The new company, Kraft Heinz Co, will have roughly $28 billion of annual revenue from brands such as Oscar Mayer, Philadelphia, Velveeta, Maxwell House, Ore-Ida and Jell-O, as well as Kraft cheese and Heinz ketchup.
Berkshire Hathaway Inc and Brazilian investment firm 3G Capital, which together bought Heinz in 2013, own 51 percent of Kraft Heinz and control six of its 11 board seats, including one for Berkshire chairman Warren Buffett. Alex Behring, 3G's managing partner, is Kraft Heinz's chairman.
Most of Kraft Heinz's upper management comes from Heinz, including Chief Executive Bernardo Hees, 45, a 3G partner.
The 3G firm is known for keeping a close eye on expenses. It has said it may cut $1.5 billion of annual costs at Kraft Heinz by 2017.
Kraft shareholders overwhelmingly approved the merger on Wednesday.
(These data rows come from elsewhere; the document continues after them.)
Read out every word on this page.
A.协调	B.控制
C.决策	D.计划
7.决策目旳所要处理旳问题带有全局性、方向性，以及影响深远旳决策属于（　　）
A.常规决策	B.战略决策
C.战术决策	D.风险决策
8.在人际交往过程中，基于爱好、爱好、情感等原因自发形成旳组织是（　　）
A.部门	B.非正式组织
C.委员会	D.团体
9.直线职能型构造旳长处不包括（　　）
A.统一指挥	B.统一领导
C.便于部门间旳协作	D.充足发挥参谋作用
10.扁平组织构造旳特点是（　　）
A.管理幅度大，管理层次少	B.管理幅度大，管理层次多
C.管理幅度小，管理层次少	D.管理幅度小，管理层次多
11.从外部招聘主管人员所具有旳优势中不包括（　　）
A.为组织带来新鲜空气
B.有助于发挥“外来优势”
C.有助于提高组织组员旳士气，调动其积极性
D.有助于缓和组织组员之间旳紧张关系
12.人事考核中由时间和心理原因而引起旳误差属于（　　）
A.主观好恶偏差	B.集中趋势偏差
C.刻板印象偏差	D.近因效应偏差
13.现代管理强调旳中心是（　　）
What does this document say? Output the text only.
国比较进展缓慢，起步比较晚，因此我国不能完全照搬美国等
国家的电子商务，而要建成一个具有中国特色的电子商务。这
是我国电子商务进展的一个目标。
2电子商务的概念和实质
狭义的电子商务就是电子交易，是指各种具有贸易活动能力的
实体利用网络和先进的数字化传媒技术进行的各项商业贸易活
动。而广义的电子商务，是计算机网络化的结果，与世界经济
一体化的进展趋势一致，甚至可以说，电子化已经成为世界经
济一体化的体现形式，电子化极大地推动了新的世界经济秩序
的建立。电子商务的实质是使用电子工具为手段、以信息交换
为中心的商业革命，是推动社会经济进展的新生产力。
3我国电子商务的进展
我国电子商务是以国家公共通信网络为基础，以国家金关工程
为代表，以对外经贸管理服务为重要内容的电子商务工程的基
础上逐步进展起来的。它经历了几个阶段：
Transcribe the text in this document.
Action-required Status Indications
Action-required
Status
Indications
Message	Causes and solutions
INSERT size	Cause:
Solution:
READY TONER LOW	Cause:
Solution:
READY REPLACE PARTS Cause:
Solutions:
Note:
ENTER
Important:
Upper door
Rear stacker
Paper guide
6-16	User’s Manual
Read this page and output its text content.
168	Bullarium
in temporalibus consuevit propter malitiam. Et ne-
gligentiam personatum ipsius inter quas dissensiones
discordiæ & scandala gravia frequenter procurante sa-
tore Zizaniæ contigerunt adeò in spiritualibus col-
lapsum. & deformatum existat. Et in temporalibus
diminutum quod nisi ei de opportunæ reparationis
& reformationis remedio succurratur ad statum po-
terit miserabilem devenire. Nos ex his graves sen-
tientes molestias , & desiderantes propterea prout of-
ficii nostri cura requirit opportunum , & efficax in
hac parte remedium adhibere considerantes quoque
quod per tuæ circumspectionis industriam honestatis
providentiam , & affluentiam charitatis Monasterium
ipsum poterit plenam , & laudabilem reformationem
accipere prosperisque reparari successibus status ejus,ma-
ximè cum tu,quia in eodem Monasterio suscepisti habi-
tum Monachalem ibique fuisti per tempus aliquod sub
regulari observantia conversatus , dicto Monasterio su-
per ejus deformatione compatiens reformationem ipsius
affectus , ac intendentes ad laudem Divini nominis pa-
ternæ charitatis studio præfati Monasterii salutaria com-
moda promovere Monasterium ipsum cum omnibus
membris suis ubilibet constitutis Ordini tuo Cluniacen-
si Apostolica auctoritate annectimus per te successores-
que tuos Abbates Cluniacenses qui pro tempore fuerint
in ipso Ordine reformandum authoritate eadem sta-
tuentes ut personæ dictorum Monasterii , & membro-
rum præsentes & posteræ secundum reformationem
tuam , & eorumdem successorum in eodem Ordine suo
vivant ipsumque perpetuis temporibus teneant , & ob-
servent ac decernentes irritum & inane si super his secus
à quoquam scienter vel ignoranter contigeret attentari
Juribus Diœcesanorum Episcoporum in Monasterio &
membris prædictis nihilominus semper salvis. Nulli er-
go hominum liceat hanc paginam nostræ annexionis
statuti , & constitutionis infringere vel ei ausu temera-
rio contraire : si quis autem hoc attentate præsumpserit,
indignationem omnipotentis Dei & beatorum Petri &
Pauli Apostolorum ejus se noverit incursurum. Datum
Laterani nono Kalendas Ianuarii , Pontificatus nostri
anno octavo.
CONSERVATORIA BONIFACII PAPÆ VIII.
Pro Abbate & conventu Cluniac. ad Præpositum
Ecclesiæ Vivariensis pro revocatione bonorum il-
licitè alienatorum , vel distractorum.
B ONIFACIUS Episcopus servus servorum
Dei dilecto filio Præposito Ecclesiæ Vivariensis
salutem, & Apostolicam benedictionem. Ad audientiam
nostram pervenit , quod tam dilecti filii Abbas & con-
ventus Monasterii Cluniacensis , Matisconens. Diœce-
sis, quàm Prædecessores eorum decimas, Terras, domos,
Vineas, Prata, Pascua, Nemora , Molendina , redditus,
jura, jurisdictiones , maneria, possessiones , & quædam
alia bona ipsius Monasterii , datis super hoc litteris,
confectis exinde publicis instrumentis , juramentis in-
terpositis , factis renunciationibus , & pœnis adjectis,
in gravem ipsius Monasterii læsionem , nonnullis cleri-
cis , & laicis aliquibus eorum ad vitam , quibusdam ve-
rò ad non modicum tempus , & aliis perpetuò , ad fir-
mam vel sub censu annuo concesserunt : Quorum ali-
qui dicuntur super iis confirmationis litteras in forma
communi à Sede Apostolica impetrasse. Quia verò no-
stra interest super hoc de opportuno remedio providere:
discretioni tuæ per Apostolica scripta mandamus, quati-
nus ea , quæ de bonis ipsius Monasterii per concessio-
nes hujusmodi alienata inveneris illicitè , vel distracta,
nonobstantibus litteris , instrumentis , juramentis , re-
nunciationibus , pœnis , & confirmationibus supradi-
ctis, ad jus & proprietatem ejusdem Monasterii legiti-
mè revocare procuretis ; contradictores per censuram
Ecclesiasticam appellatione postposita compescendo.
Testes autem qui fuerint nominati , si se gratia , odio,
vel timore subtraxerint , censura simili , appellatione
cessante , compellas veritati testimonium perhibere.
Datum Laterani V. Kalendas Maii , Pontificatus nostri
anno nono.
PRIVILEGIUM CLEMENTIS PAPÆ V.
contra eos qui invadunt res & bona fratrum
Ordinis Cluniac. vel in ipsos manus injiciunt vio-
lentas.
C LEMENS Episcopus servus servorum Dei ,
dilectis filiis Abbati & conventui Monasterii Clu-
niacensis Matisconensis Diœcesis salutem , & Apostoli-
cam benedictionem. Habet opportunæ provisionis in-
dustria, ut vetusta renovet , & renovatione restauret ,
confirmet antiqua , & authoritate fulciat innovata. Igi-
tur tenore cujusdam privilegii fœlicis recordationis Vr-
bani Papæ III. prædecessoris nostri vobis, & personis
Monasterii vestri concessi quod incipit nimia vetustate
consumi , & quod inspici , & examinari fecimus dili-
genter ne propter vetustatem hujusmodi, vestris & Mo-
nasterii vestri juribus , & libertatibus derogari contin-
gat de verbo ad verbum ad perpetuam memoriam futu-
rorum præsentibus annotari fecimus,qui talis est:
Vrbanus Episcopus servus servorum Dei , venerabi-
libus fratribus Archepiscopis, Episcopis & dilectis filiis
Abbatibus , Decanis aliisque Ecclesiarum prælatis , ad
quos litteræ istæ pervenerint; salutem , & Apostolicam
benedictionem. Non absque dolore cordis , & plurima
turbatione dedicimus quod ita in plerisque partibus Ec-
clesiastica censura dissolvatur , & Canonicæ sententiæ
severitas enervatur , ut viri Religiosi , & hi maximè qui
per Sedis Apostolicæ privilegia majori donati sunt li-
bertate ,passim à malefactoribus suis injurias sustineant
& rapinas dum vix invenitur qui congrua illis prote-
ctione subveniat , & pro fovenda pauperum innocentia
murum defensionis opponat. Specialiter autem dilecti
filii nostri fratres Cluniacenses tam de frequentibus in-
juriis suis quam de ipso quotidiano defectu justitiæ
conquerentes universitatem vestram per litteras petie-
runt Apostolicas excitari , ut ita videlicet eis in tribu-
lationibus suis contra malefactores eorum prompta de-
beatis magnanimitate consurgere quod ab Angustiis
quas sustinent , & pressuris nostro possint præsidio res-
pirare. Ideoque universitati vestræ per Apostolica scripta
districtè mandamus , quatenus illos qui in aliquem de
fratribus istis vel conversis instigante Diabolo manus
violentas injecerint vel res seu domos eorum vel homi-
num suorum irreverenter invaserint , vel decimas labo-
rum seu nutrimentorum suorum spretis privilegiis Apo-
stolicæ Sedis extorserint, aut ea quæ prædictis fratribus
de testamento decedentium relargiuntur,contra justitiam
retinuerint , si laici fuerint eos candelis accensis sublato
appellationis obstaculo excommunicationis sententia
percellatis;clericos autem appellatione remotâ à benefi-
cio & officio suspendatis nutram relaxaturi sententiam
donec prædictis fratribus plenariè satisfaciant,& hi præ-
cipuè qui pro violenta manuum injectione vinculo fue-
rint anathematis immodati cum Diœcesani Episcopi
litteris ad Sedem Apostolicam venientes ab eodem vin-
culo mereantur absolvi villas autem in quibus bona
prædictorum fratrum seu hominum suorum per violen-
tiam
The new company will begin trading on the Nasdaq under the ticker "KHC" on July 6. Kraft shareholders are receiving Kraft Heinz stock and a $10 billion special dividend.
Kraft Heinz said it "remains committed to its hometowns," with dual headquarters in Pittsburgh, where Heinz was based, and the Chicago area. Kraft was based in the Chicago suburb of Northfield, Illinois.